À l'heure où l'adoption est plus que jamais un parcours du combattant, ces procédés «hors des clous» ont-ils tendance à se multiplier? «On a tendance à penser que ce n'est pas le cas mais c'est difficile à dire, à comptabiliser», commente Odile Roussel, pointant un contexte où «il devient de plus en plus difficile d'adopter» et où «les pays qui acceptent les candidats célibataires sont de moins en moins nombreux».

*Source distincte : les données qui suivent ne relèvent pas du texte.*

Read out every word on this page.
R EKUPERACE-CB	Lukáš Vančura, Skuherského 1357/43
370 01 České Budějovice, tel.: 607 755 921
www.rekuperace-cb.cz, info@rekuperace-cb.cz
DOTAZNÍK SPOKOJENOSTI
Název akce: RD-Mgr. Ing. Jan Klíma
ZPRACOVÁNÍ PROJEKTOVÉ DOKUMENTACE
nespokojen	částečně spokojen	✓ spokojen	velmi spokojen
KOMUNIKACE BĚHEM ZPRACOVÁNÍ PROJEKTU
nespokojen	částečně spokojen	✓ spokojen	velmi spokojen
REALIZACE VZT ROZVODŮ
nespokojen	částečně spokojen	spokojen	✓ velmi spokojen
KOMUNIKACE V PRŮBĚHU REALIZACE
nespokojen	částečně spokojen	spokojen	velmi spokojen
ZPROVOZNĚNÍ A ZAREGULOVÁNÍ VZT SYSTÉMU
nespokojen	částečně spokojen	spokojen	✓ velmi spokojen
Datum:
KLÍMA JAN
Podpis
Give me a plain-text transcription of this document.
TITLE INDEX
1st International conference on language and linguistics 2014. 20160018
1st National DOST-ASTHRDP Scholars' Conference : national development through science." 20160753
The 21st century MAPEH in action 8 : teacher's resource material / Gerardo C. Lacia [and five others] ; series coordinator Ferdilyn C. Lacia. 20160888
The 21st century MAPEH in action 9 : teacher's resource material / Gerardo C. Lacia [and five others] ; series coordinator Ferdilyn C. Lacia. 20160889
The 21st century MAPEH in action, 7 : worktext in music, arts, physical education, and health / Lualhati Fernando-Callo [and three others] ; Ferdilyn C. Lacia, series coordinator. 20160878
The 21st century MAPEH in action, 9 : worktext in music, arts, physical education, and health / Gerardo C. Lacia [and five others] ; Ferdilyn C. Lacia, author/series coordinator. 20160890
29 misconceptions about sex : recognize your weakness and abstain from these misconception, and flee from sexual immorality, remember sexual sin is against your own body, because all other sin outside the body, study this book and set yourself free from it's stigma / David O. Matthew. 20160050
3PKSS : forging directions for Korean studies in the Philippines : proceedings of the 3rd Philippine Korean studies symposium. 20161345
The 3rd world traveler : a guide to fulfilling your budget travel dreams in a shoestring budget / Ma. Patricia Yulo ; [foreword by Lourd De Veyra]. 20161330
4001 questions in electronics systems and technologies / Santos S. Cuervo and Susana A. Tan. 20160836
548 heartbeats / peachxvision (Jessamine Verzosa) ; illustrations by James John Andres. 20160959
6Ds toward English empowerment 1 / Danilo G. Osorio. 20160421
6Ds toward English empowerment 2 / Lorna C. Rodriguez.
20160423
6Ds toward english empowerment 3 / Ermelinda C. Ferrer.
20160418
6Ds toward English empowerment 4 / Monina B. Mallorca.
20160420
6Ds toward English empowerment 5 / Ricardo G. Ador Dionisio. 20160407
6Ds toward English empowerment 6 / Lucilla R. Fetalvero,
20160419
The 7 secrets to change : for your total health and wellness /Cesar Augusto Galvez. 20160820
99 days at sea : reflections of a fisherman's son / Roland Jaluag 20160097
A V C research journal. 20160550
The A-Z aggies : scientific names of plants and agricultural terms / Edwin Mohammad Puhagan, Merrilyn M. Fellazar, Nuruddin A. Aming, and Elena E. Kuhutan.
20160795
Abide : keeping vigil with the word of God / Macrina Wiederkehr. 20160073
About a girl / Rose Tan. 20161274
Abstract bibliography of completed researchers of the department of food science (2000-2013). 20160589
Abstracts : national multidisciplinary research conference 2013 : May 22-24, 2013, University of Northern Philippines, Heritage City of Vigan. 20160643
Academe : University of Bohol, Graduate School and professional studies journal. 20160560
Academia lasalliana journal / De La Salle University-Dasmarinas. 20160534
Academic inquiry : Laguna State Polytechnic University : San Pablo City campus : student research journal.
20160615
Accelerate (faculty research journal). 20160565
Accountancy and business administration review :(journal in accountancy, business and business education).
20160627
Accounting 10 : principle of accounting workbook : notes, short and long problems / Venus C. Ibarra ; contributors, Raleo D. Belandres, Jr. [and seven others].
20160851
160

18.000 agréments pour 1000 enfants adoptables 
Avec 37 % des adoptions, l'Afrique est le premier continent d'origine des enfants étrangers recueillis en France. Il est suivi par l'Asie (29 % des adoptions) qui dépasse désormais l'Europe (22 % des adoptions) alors que la Russie a durci ses conditions pour les candidats à l'adoption. Cette dernière a vivement réagi au vote de la loi sur le mariage pour tous, avec une suspension de plusieurs mois des adoptions en 2013. La Russie, deuxième pays d'origine des enfants adoptés, derrière le Vietnam, a également interdit l'adoption par des célibataires, «soupçonnés» de pouvoir être homosexuel.
Enfin, le profil des enfants adoptables a changé, rappelle-t-on au Quai d'Orsay. En 2014, 677 enfants «à besoins spécifiques» - soit malades, handicapés, âgés de plus de cinq ans ou en fratrie - ont été recueillis. Un chiffre qui correspond à 63 % des adoptions réalisées. Les «bébés» abandonnés, âgés de moins de deux ans, ne représentent plus que 28 % des adoptions. Pour ces derniers, l'attente est plus longue. «Jusqu'à huit ans pour la Chine», indique-t-on à la MAI.
Avec 18.000 agréments pour l'adoption en cours de validité, sésame indispensable pour recueillir un enfant, pour environ 1000 enfants adoptables à l'international, le visage de l'adoption s'est indéniablement métamorphosé. «Ce n'est plus la solution pour répondre à un désir d'enfant comme au milieu des années 2000, où la France enregistrait près de 5000 adoptions annuelles, insiste Odile Roussel. L'adoption, c'est devenu difficile, long, les enfants ont un profil plus complexe. On commence d'ailleurs à voir des cas d'échec d'adoption avec des enfants remis à l'aide sociale à l'enfance (ASE)».